Student jokes
A teacher says to her class one day, "Whoever answers my next question can go home."
A boy throws his bag out the window.
The teacher asks, "Who just threw that?"
The boy says, "Me! I'm going home now."
Jack and Molly are sitting in school one day.
Molly is asleep when the teacher asks her a question, "Molly, who created Heaven and Earth?"
Jack sees Molly is sleeping and quickly pokes her with a sharp pencil.
"Jesus Christ almighty!" shouts Molly.
"Correct," says the teacher.
The next day the teacher asks, "Molly, who created Heaven and Earth?"
Molly is again asleep and is poked by Jack's pencil.
"Jesus Christ almighty!" she shouts.
"Correct again," says the teacher.
The next day, for a 3rd time, Molly is asleep.
This time the teacher asks her, "What did Eve say to Adam when she had so many children?"
Jack pokes Molly with the pencil again, and this time Molly screams "If you stick that thing in me one more time I'm going to crack it in half!"
Q: Why did the teacher die?
A: Because he hated his life.
When the school shooter kills the teacher and the autistic kid declares communism
What's the difference between a boring teacher and a boring book?
You can shut the book up.
Student: Hey! Did you hear the joke about the three holes in the ground?
Teacher: No?
Student: All I can say about it is, "Well, well, well."

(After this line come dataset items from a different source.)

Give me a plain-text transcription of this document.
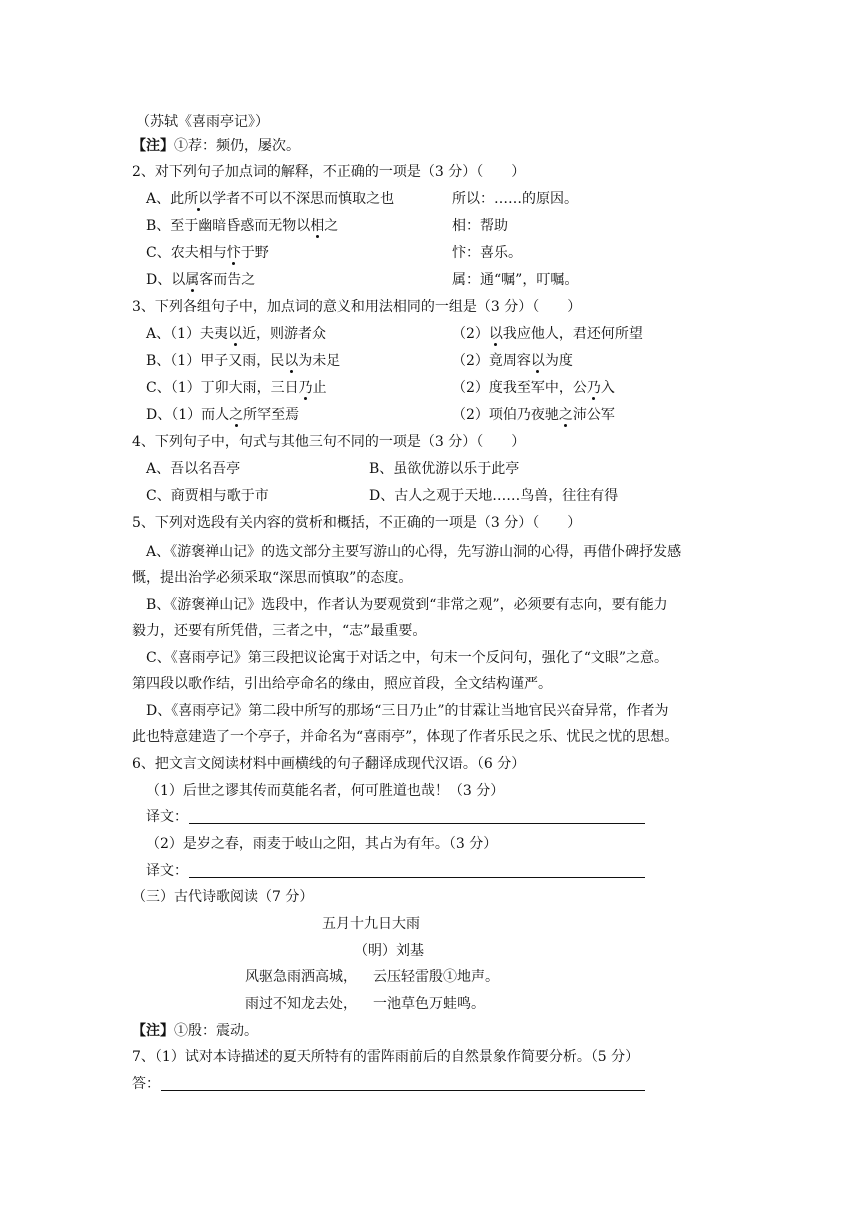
（苏轼《喜雨亭记》）
【注】①荐：频仍，屡次。
2、对下列句子加点词的解释，不正确的一项是（3 分）（　　）
A、此所以学者不可以不深思而慎取之也	所以：……的原因。
B、至于幽暗昏惑而无物以相之	相：帮助
C、农夫相与忭于野	忭：喜乐。
D、以属客而告之	属：通“嘱”，叮嘱。
3、下列各组句子中，加点词的意义和用法相同的一组是（3 分）（　　）
A、（1）夫夷以近，则游者众	（2）以我应他人，君还何所望
B、（1）甲子又雨，民以为未足	（2）竟周容以为度
C、（1）丁卯大雨，三日乃止	（2）度我至军中，公乃入
D、（1）而人之所罕至焉	（2）项伯乃夜驰之沛公军
4、下列句子中，句式与其他三句不同的一项是（3 分）（　　）
A、吾以名吾亭	B、虽欲优游以乐于此亭
C、商贾相与歌于市	D、古人之观于天地……鸟兽，往往有得
5、下列对选段有关内容的赏析和概括，不正确的一项是（3 分）（　　）
A、《游褒禅山记》的选文部分主要写游山的心得，先写游山洞的心得，再借仆碑抒发感
慨，提出治学必须采取“深思而慎取”的态度。
B、《游褒禅山记》选段中，作者认为要观赏到“非常之观”，必须要有志向，要有能力
毅力，还要有所凭借，三者之中，“志”最重要。
C、《喜雨亭记》第三段把议论寓于对话之中，句末一个反问句，强化了“文眼”之意。
第四段以歌作结，引出给亭命名的缘由，照应首段，全文结构谨严。
D、《喜雨亭记》第二段中所写的那场“三日乃止”的甘霖让当地官民兴奋异常，作者为
此也特意建造了一个亭子，并命名为“喜雨亭”，体现了作者乐民之乐、忧民之忧的思想。
6、把文言文阅读材料中画横线的句子翻译成现代汉语。（6 分）
（1）后世之谬其传而莫能名者，何可胜道也哉！（3 分）
译文：
（2）是岁之春，雨麦于岐山之阳，其占为有年。（3 分）
译文：
（三）古代诗歌阅读（7 分）
五月十九日大雨
（明）刘基
风驱急雨洒高城， 云压轻雷殷①地声。
雨过不知龙去处， 一池草色万蛙鸣。
【注】①殷：震动。
7、（1）试对本诗描述的夏天所特有的雷阵雨前后的自然景象作简要分析。（5 分）
答：
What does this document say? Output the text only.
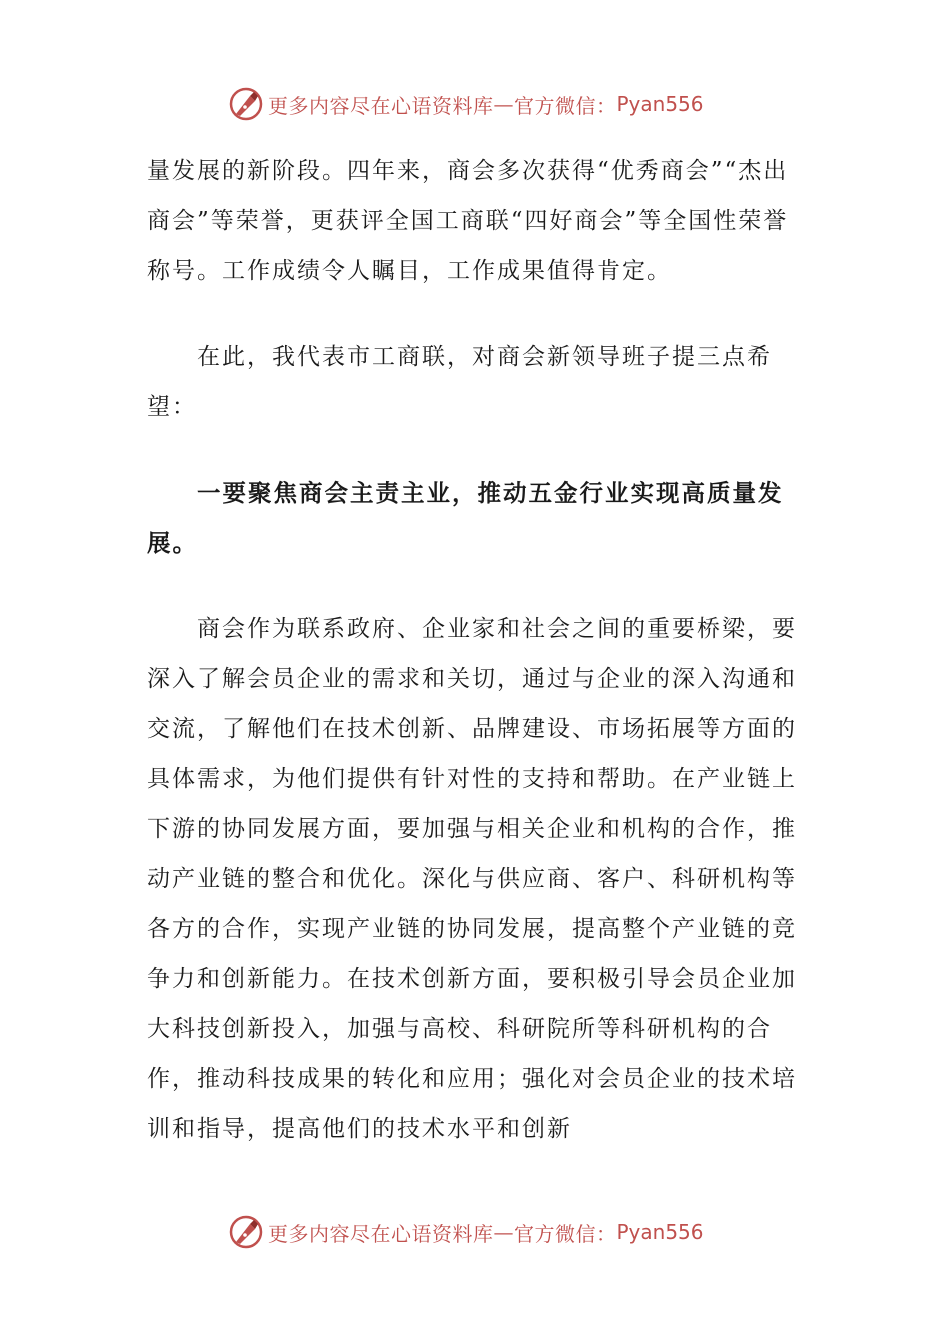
更多内容尽在心语资料库 — 官方微信： Pyan556

量发展的新阶段。四年来，商会多次获得“优秀商会”“杰出商会”等荣誉，更获评全国工商联“四好商会”等全国性荣誉称号。工作成绩令人瞩目，工作成果值得肯定。

在此，我代表市工商联，对商会新领导班子提三点希望：

一要聚焦商会主责主业，推动五金行业实现高质量发展。

商会作为联系政府、企业家和社会之间的重要桥梁，要深入了解会员企业的需求和关切，通过与企业的深入沟通和交流，了解他们在技术创新、品牌建设、市场拓展等方面的具体需求，为他们提供有针对性的支持和帮助。在产业链上下游的协同发展方面，要加强与相关企业和机构的合作，推动产业链的整合和优化。深化与供应商、客户、科研机构等各方的合作，实现产业链的协同发展，提高整个产业链的竞争力和创新能力。在技术创新方面，要积极引导会员企业加大科技创新投入，加强与高校、科研院所等科研机构的合作，推动科技成果的转化和应用；强化对会员企业的技术培训和指导，提高他们的技术水平和创新

更多内容尽在心语资料库 — 官方微信： Pyan556
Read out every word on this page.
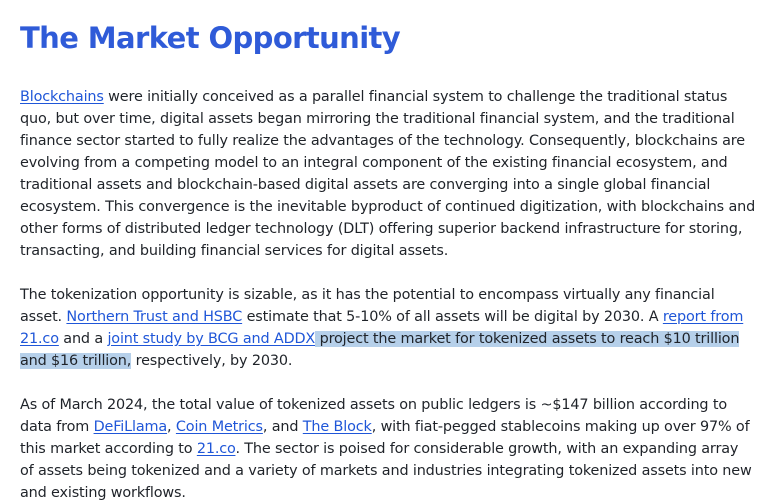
The Market Opportunity

Blockchains were initially conceived as a parallel financial system to challenge the traditional status quo, but over time, digital assets began mirroring the traditional financial system, and the traditional finance sector started to fully realize the advantages of the technology. Consequently, blockchains are evolving from a competing model to an integral component of the existing financial ecosystem, and traditional assets and blockchain-based digital assets are converging into a single global financial ecosystem. This convergence is the inevitable byproduct of continued digitization, with blockchains and other forms of distributed ledger technology (DLT) offering superior backend infrastructure for storing, transacting, and building financial services for digital assets.

The tokenization opportunity is sizable, as it has the potential to encompass virtually any financial asset. Northern Trust and HSBC estimate that 5-10% of all assets will be digital by 2030. A report from 21.co and a joint study by BCG and ADDX project the market for tokenized assets to reach $10 trillion and $16 trillion, respectively, by 2030.

As of March 2024, the total value of tokenized assets on public ledgers is ~$147 billion according to data from DeFiLlama, Coin Metrics, and The Block, with fiat-pegged stablecoins making up over 97% of this market according to 21.co. The sector is poised for considerable growth, with an expanding array of assets being tokenized and a variety of markets and industries integrating tokenized assets into new and existing workflows.
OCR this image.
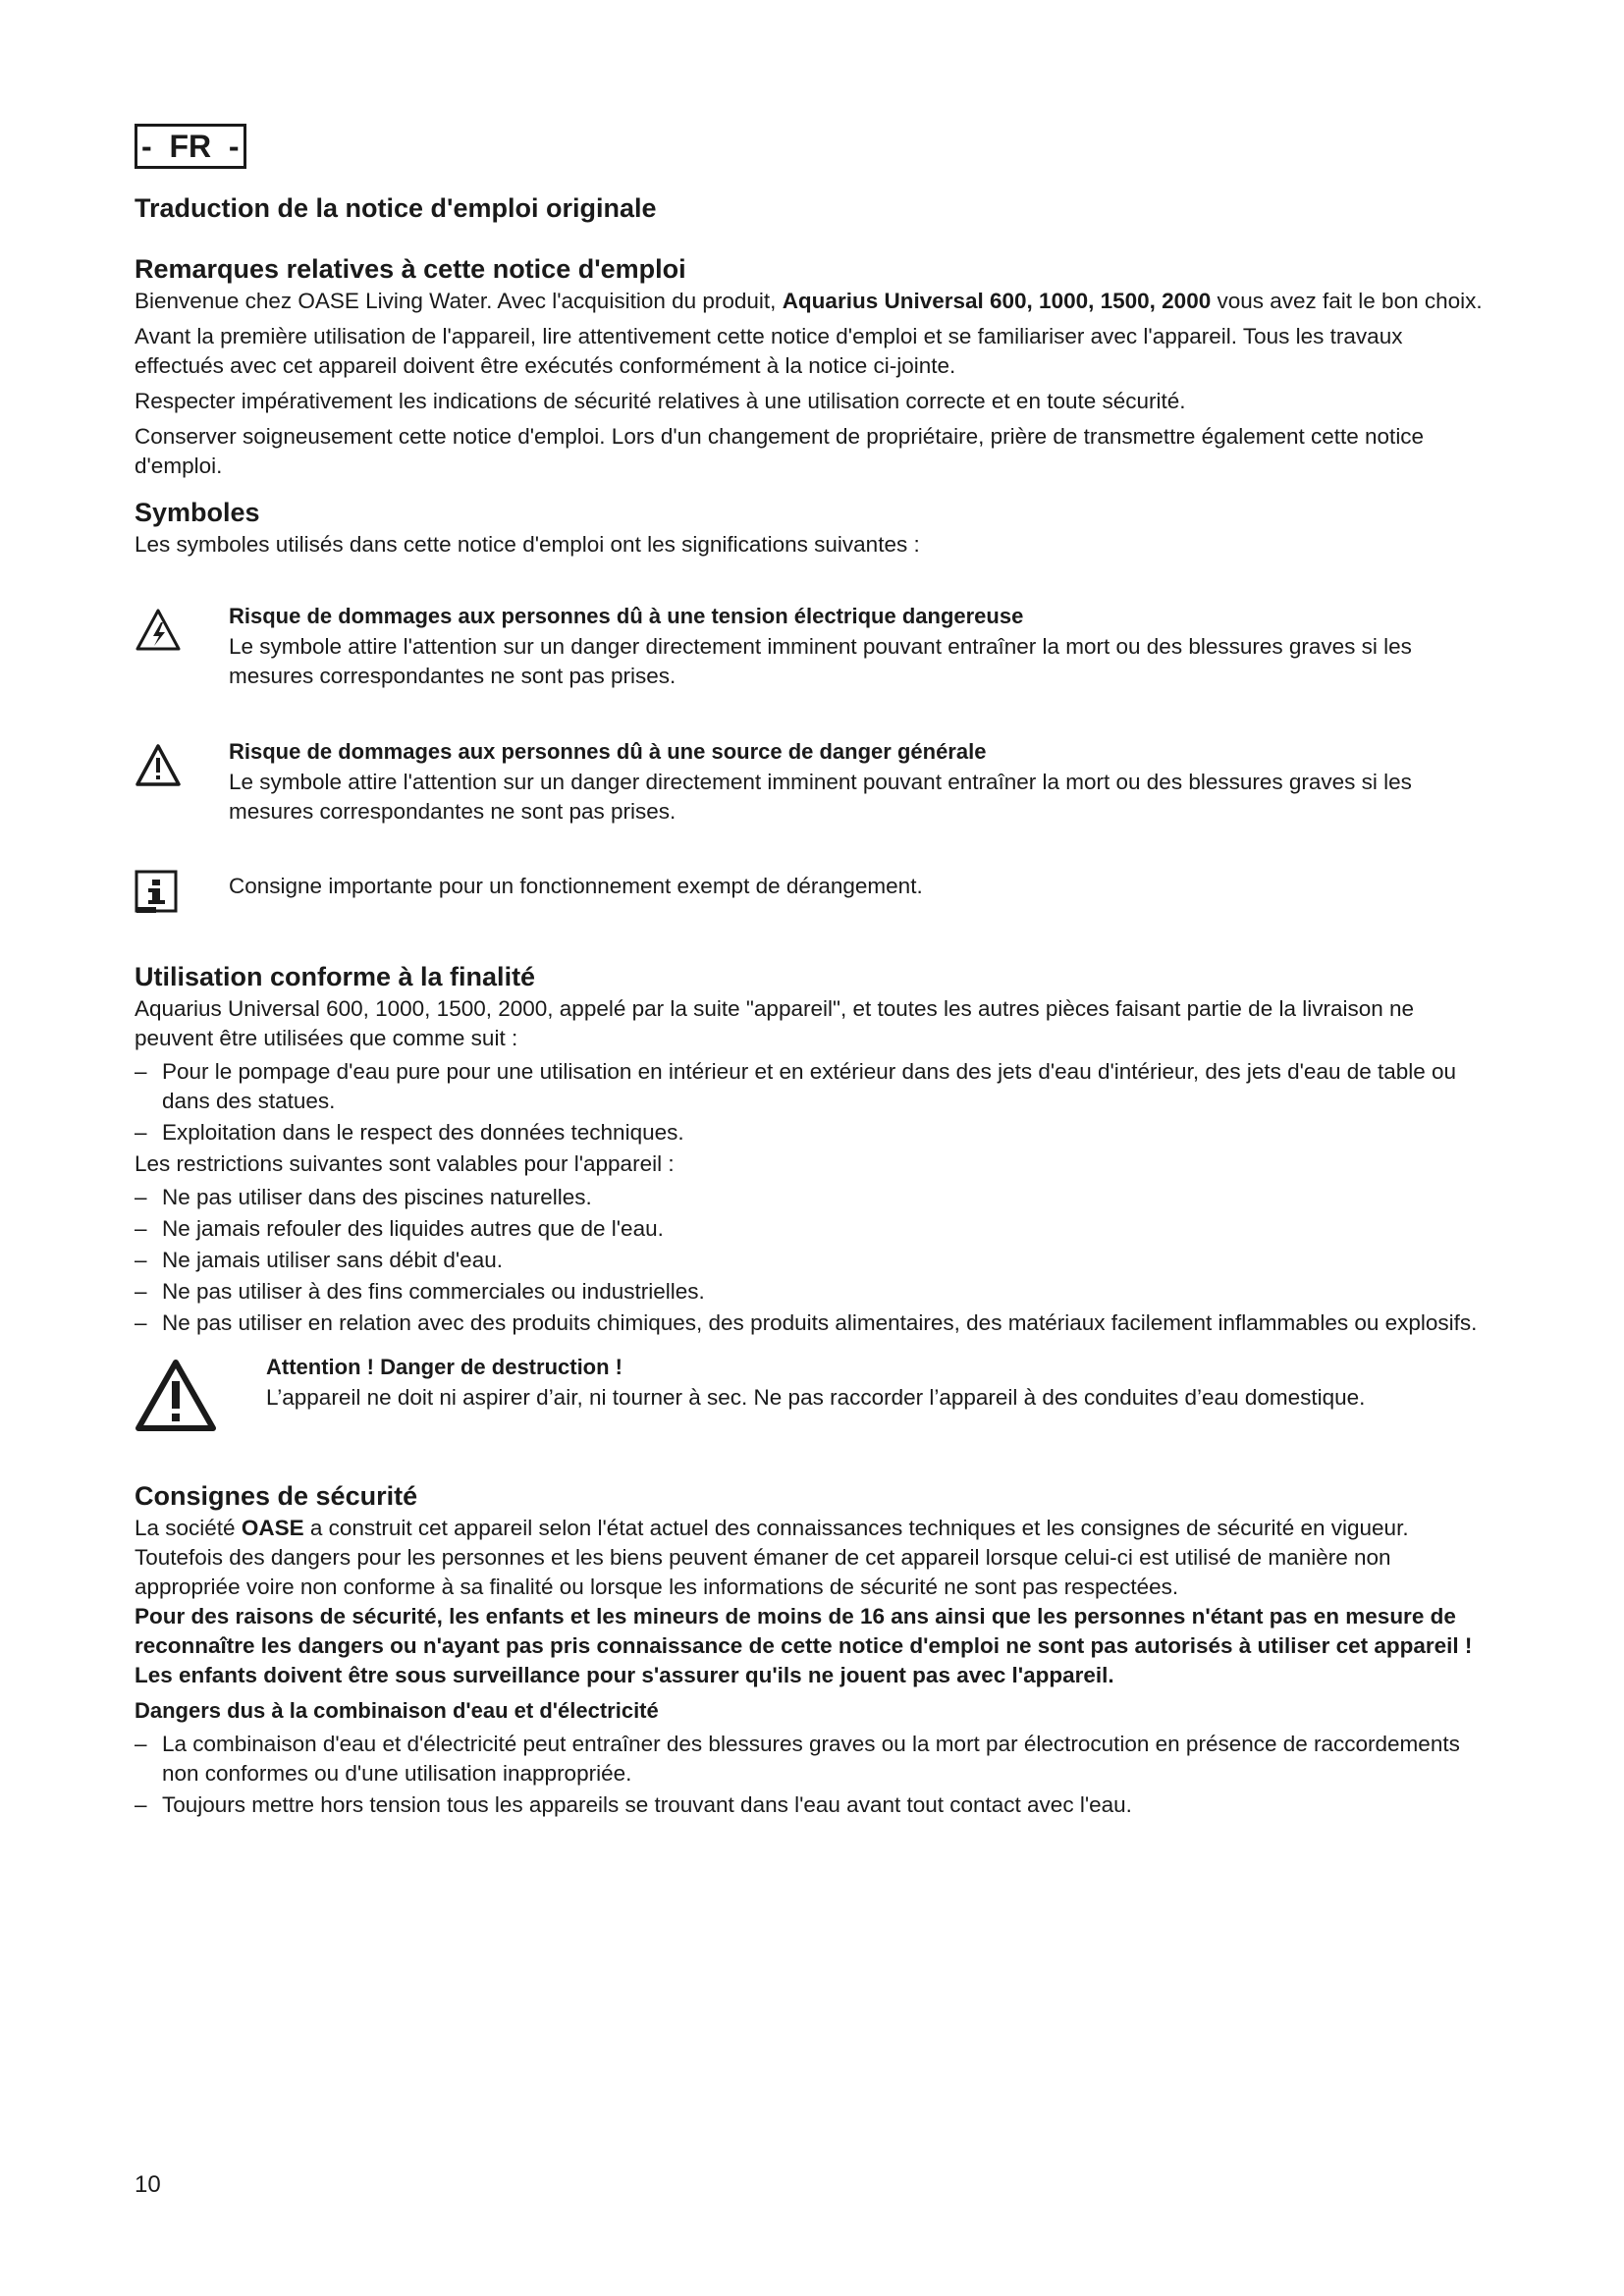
-  FR  -
Traduction de la notice d'emploi originale
Remarques relatives à cette notice d'emploi

Bienvenue chez OASE Living Water. Avec l'acquisition du produit, Aquarius Universal 600, 1000, 1500, 2000 vous avez fait le bon choix.

Avant la première utilisation de l'appareil, lire attentivement cette notice d'emploi et se familiariser avec l'appareil. Tous les travaux effectués avec cet appareil doivent être exécutés conformément à la notice ci-jointe.

Respecter impérativement les indications de sécurité relatives à une utilisation correcte et en toute sécurité.

Conserver soigneusement cette notice d'emploi. Lors d'un changement de propriétaire, prière de transmettre également cette notice d'emploi.

Symboles

Les symboles utilisés dans cette notice d'emploi ont les significations suivantes :

Risque de dommages aux personnes dû à une tension électrique dangereuse

Le symbole attire l'attention sur un danger directement imminent pouvant entraîner la mort ou des blessures graves si les mesures correspondantes ne sont pas prises.

Risque de dommages aux personnes dû à une source de danger générale

Le symbole attire l'attention sur un danger directement imminent pouvant entraîner la mort ou des blessures graves si les mesures correspondantes ne sont pas prises.

Consigne importante pour un fonctionnement exempt de dérangement.

Utilisation conforme à la finalité

Aquarius Universal 600, 1000, 1500, 2000, appelé par la suite "appareil", et toutes les autres pièces faisant partie de la livraison ne peuvent être utilisées que comme suit :

– Pour le pompage d'eau pure pour une utilisation en intérieur et en extérieur dans des jets d'eau d'intérieur, des jets d'eau de table ou dans des statues.
– Exploitation dans le respect des données techniques.

Les restrictions suivantes sont valables pour l'appareil :

– Ne pas utiliser dans des piscines naturelles.
– Ne jamais refouler des liquides autres que de l'eau.
– Ne jamais utiliser sans débit d'eau.
– Ne pas utiliser à des fins commerciales ou industrielles.
– Ne pas utiliser en relation avec des produits chimiques, des produits alimentaires, des matériaux facilement inflammables ou explosifs.
Attention ! Danger de destruction !

L’appareil ne doit ni aspirer d’air, ni tourner à sec. Ne pas raccorder l’appareil à des conduites d’eau domestique.

Consignes de sécurité

La société OASE a construit cet appareil selon l'état actuel des connaissances techniques et les consignes de sécurité en vigueur. Toutefois des dangers pour les personnes et les biens peuvent émaner de cet appareil lorsque celui-ci est utilisé de manière non appropriée voire non conforme à sa finalité ou lorsque les informations de sécurité ne sont pas respectées.

Pour des raisons de sécurité, les enfants et les mineurs de moins de 16 ans ainsi que les personnes n'étant pas en mesure de reconnaître les dangers ou n'ayant pas pris connaissance de cette notice d'emploi ne sont pas autorisés à utiliser cet appareil ! Les enfants doivent être sous surveillance pour s'assurer qu'ils ne jouent pas avec l'appareil.

Dangers dus à la combinaison d'eau et d'électricité
– La combinaison d'eau et d'électricité peut entraîner des blessures graves ou la mort par électrocution en présence de raccordements non conformes ou d'une utilisation inappropriée.
– Toujours mettre hors tension tous les appareils se trouvant dans l'eau avant tout contact avec l'eau.
10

Teacher: Where's your homework?
Student: At home...
Teacher: What's it doing there?
Student: Having a better time than me.
A kid walks into the classroom on time.
Why can't college students take exams at the zoo?
Too many cheetahs!
Why did Beethoven have trouble finding a music teacher? Because his teacher was Haydn.
An old teacher asked her student, "If I say, 'I am beautiful,' which tense is that?" The student replied, "It is obviously past."
A computer science student is studying under a tree, and another pulls up on a flashy new bike. The first student asks, "Where'd you get that?"
The student on the bike replies, "While I was studying outside, a beautiful girl pulled up on her bike. She took off all her clothes and said, 'You can have anything you want.'"
The first student responds, "Good choice! Her clothes probably wouldn't have fit you."